Converse paused. “I was hoping tonight. After you left the office.”
“It’s very short notice, mon ami. I wish you had called before.”
“I just got in ten minutes ago.”
“But you left Geneva—”
“I had business in Athens,” interrupted Joel.
“Ah, yes, the money flees from the Greeks these days. Precipitously, I think. Just as it was here.”
“How about drinks, René. It’s important.”
It was Mattilon’s turn to pause; it was obvious he had caught the trace of urgency in Converse’s brevity, in his voice. “Of course,” said the Frenchman. “You’re at the George Cinq, I assume?”
“Yes.”
“I’ll be there as soon as I can. Say, forty-five minutes.”

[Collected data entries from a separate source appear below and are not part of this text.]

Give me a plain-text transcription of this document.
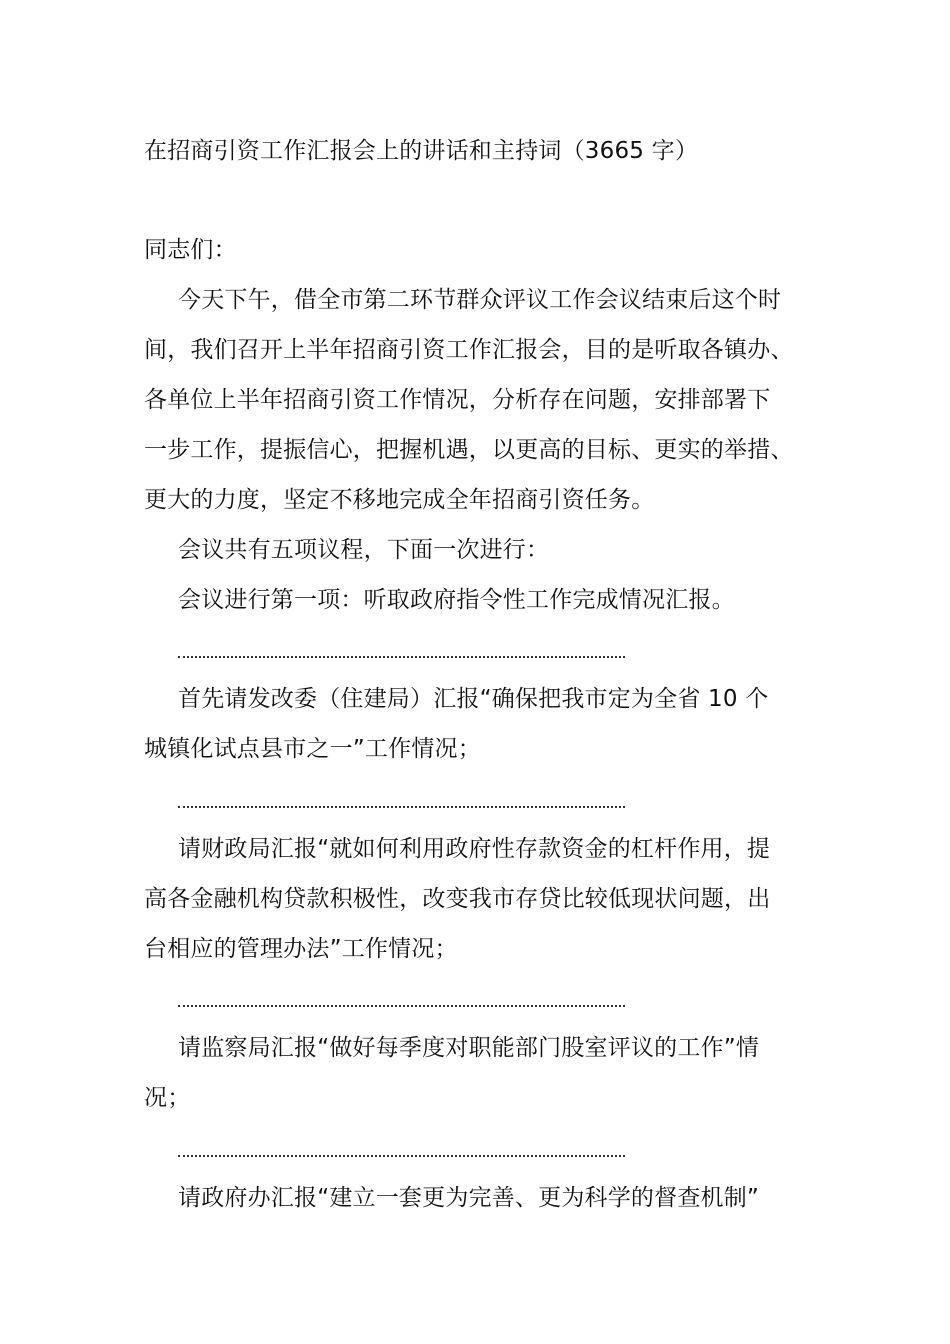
在招商引资工作汇报会上的讲话和主持词（3665 字）
同志们：
今天下午，借全市第二环节群众评议工作会议结束后这个时
间，我们召开上半年招商引资工作汇报会，目的是听取各镇办、
各单位上半年招商引资工作情况，分析存在问题，安排部署下
一步工作，提振信心，把握机遇，以更高的目标、更实的举措、
更大的力度，坚定不移地完成全年招商引资任务。
会议共有五项议程，下面一次进行：
会议进行第一项：听取政府指令性工作完成情况汇报。
首先请发改委（住建局）汇报“确保把我市定为全省 10 个
城镇化试点县市之一”工作情况；
请财政局汇报“就如何利用政府性存款资金的杠杆作用，提
高各金融机构贷款积极性，改变我市存贷比较低现状问题，出
台相应的管理办法”工作情况；
请监察局汇报“做好每季度对职能部门股室评议的工作”情
况；
请政府办汇报“建立一套更为完善、更为科学的督查机制”
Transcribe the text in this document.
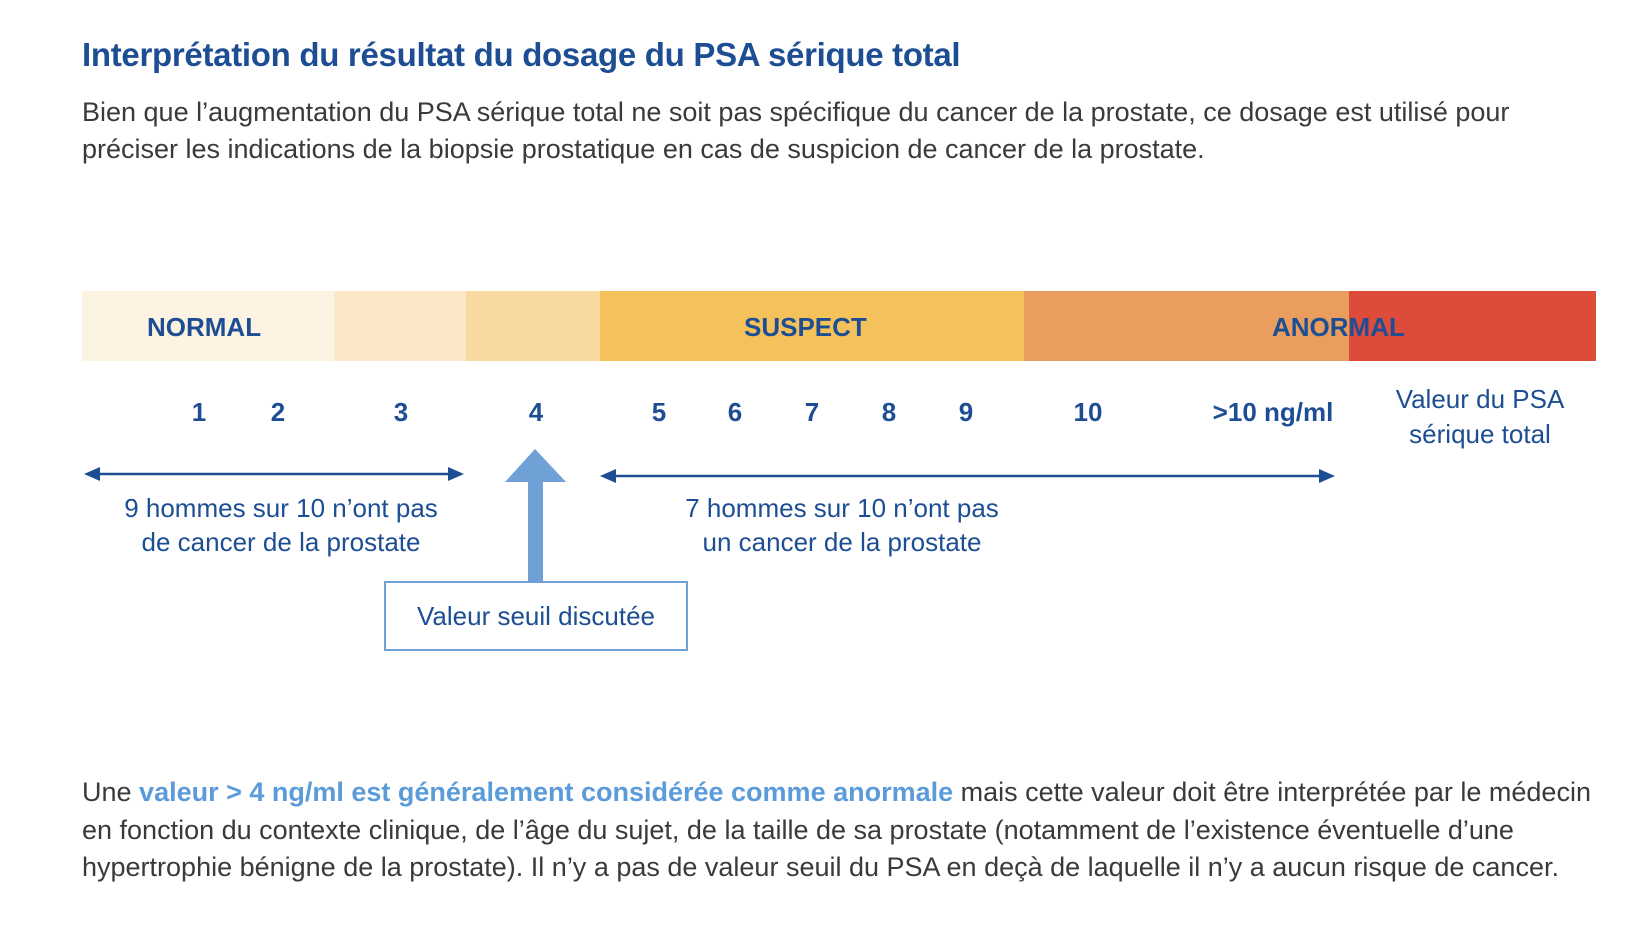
Interprétation du résultat du dosage du PSA sérique total

Bien que l’augmentation du PSA sérique total ne soit pas spécifique du cancer de la prostate, ce dosage est utilisé pour préciser les indications de la biopsie prostatique en cas de suspicion de cancer de la prostate.

NORMAL	SUSPECT	ANORMAL
1 2	3	4	5 6 7 8 9	10	>10 ng/ml	Valeur du PSA
sérique total
9 hommes sur 10 n’ont pas
de cancer de la prostate
7 hommes sur 10 n’ont pas
un cancer de la prostate
Valeur seuil discutée

Une valeur > 4 ng/ml est généralement considérée comme anormale mais cette valeur doit être interprétée par le médecin en fonction du contexte clinique, de l’âge du sujet, de la taille de sa prostate (notamment de l’existence éventuelle d’une hypertrophie bénigne de la prostate). Il n’y a pas de valeur seuil du PSA en deçà de laquelle il n’y a aucun risque de cancer.
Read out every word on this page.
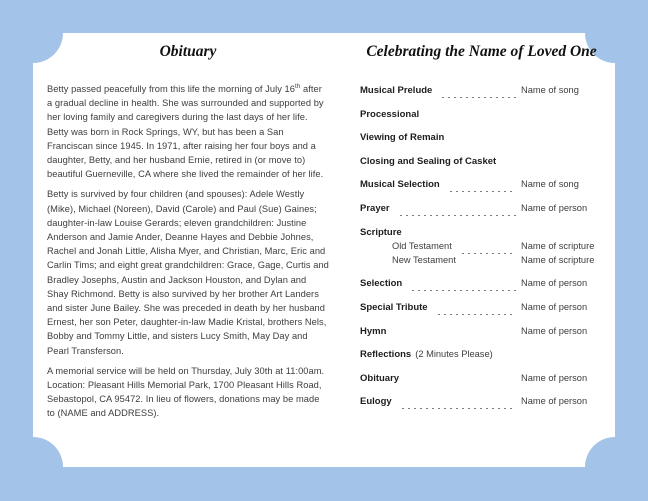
Obituary

Betty passed peacefully from this life the morning of July 16th after a gradual decline in health. She was surrounded and supported by her loving family and caregivers during the last days of her life. Betty was born in Rock Springs, WY, but has been a San Franciscan since 1945. In 1971, after raising her four boys and a daughter, Betty, and her husband Ernie, retired in (or move to) beautiful Guerneville, CA where she lived the remainder of her life.

Betty is survived by four children (and spouses): Adele Westly (Mike), Michael (Noreen), David (Carole) and Paul (Sue) Gaines; daughter-in-law Louise Gerards; eleven grandchildren: Justine Anderson and Jamie Ander, Deanne Hayes and Debbie Johnes, Rachel and Jonah Little, Alisha Myer, and Christian, Marc, Eric and Carlin Tims; and eight great grandchildren: Grace, Gage, Curtis and Bradley Josephs, Austin and Jackson Houston, and Dylan and Shay Richmond. Betty is also survived by her brother Art Landers and sister June Bailey. She was preceded in death by her husband Ernest, her son Peter, daughter-in-law Madie Kristal, brothers Nels, Bobby and Tommy Little, and sisters Lucy Smith, May Day and Pearl Transferson.

A memorial service will be held on Thursday, July 30th at 11:00am. Location: Pleasant Hills Memorial Park, 1700 Pleasant Hills Road, Sebastopol, CA 95472. In lieu of flowers, donations may be made to (NAME and ADDRESS).

Celebrating the Name of Loved One
Musical Prelude	Name of song
Processional
Viewing of Remain
Closing and Sealing of Casket
Musical Selection	Name of song
Prayer	Name of person
Scripture
Old Testament	Name of scripture
New Testament	Name of scripture
Selection	Name of person
Special Tribute	Name of person
Hymn	Name of person
Reflections (2 Minutes Please)
Obituary	Name of person
Eulogy	Name of person
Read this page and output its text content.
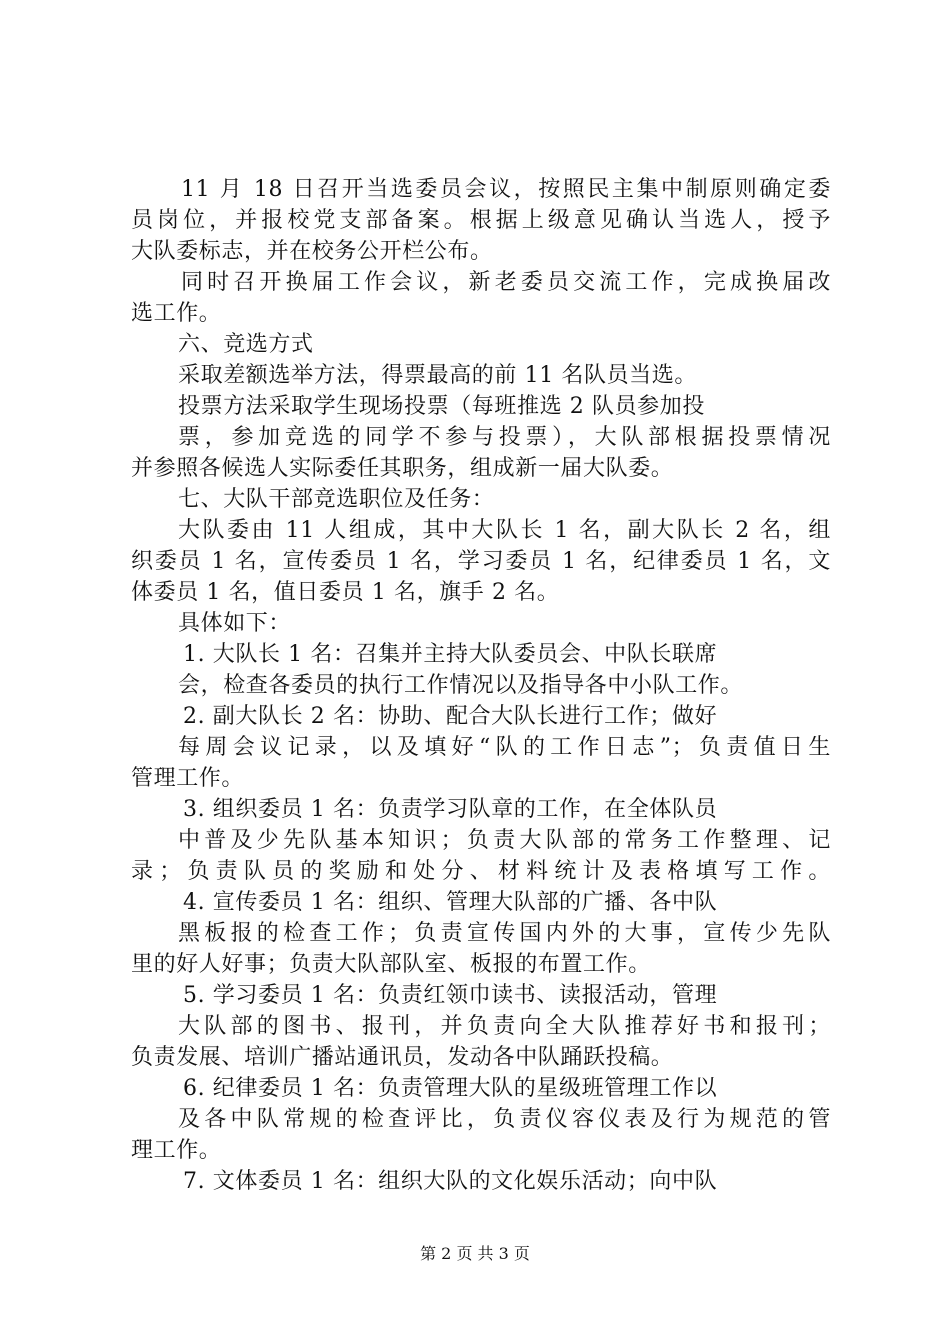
11 月 18 日召开当选委员会议，按照民主集中制原则确定委
员岗位，并报校党支部备案。根据上级意见确认当选人，授予
大队委标志，并在校务公开栏公布。
同时召开换届工作会议，新老委员交流工作，完成换届改
选工作。
六、竞选方式
采取差额选举方法，得票最高的前 11 名队员当选。
投票方法采取学生现场投票（每班推选 2 队员参加投
票，参加竞选的同学不参与投票），大队部根据投票情况
并参照各候选人实际委任其职务，组成新一届大队委。
七、大队干部竞选职位及任务：
大队委由 11 人组成，其中大队长 1 名，副大队长 2 名，组
织委员 1 名，宣传委员 1 名，学习委员 1 名，纪律委员 1 名，文
体委员 1 名，值日委员 1 名，旗手 2 名。
具体如下：
1. 大队长 1 名：召集并主持大队委员会、中队长联席
会，检查各委员的执行工作情况以及指导各中小队工作。
2. 副大队长 2 名：协助、配合大队长进行工作；做好
每周会议记录，以及填好“队的工作日志”；负责值日生
管理工作。
3. 组织委员 1 名：负责学习队章的工作，在全体队员
中普及少先队基本知识；负责大队部的常务工作整理、记
录；负责队员的奖励和处分、材料统计及表格填写工作。
4. 宣传委员 1 名：组织、管理大队部的广播、各中队
黑板报的检查工作；负责宣传国内外的大事，宣传少先队
里的好人好事；负责大队部队室、板报的布置工作。
5. 学习委员 1 名：负责红领巾读书、读报活动，管理
大队部的图书、报刊，并负责向全大队推荐好书和报刊；
负责发展、培训广播站通讯员，发动各中队踊跃投稿。
6. 纪律委员 1 名：负责管理大队的星级班管理工作以
及各中队常规的检查评比，负责仪容仪表及行为规范的管
理工作。
7. 文体委员 1 名：组织大队的文化娱乐活动；向中队
第 2 页 共 3 页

“Thanks very much. I’ll get a couple of chairs in the gallery.”
“I’ll find you.”
That area of the immense marble-arched lobby outside the tinted glass doors of the George V bar is known informally as the “gallery” by habitués, its name derived from the fact that there is an art gallery narrowly enclosed within a corridor of clear glass on the left. However, just as reasonably, the name fits the luxurious room itself. The deeply cushioned cut-velvet chairs, settees, and polished low, dark tables that line the marble walls are beneath works of art—mammoth tapestries from long-forgotten châteaux and huge heroic canvases by artists, both old and new. And the smooth stone of the floor is covered with giant Oriental rugs, while affixed to the high ceiling are a series of intricate chandeliers, throwing soft light through filigrees of lacelike gold.